Think about names of products or companies launched or re-branded in the last several years. Which ones come to mind? How did you first hear of them? Do they represent the product well? Do you need an explanation? A few years ago, for example, Verizon spent $300 million on marketing—just to promote its new name! That certainly buys a whole lot of name recognition, but I will bet most new companies don’t have that kind of change lying around.

In the last ten years, domain names have morphed into brand names. Simple, easy to understand words, either real or imagined, have become associated with products merely by adding the dotcom at the end, and the plainer the better. The domain name marketplace reflects this incredible branding paradigm shift. Today, consumers will generally associate the most basic domain names with quality, as they have become a particularly valuable asset. In other words, if you have the money to buy a simple descriptive name, you must have the commodities to go along with it.

The backers of Phone.com invested in its name and its product, not in its explanation. To make Phone.com a success, we will leverage its association with a consortium of related companies, connected under the umbrella of WashingtonVC, to create reciprocal arrangements for marketing opportunities. WashingtonVC was actually created to use synergies between its portfolio companies to add value to each of its domain names as their respective independent businesses are launched.
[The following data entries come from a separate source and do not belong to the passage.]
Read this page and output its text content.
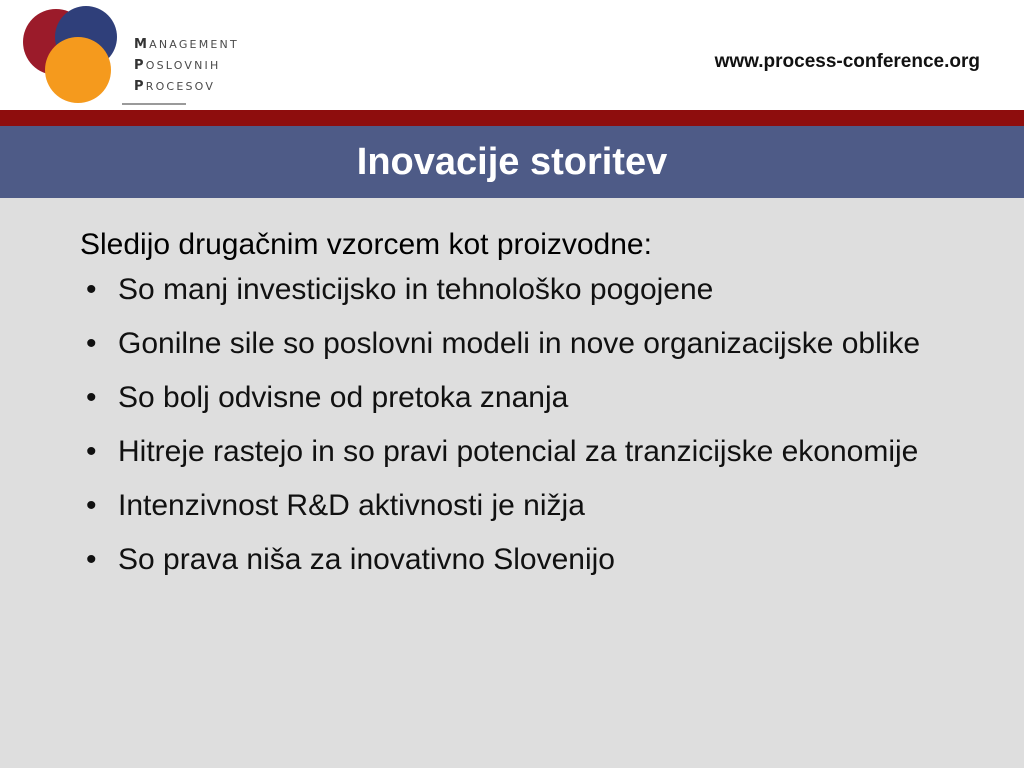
MANAGEMENT
POSLOVNIH
PROCESOV
www.process-conference.org
Inovacije storitev
Sledijo drugačnim vzorcem kot proizvodne:
• So manj investicijsko in tehnološko pogojene
• Gonilne sile so poslovni modeli in nove organizacijske oblike
• So bolj odvisne od pretoka znanja
• Hitreje rastejo in so pravi potencial za tranzicijske ekonomije
• Intenzivnost R&D aktivnosti je nižja
• So prava niša za inovativno Slovenijo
It’s a neat idea. These kinds of new relationships, as well as traditional and non-traditional advertising, are worth investigating for any company. We are not just buying services from each of these companies; we are trading goods. This is wampum redefined, and whether it is on the web or in a store, this is a great trend.
These new multilateral marketing strategies will ultimately lead to what everyone wants for their business; to what name recognition and perceived value will bring: customers.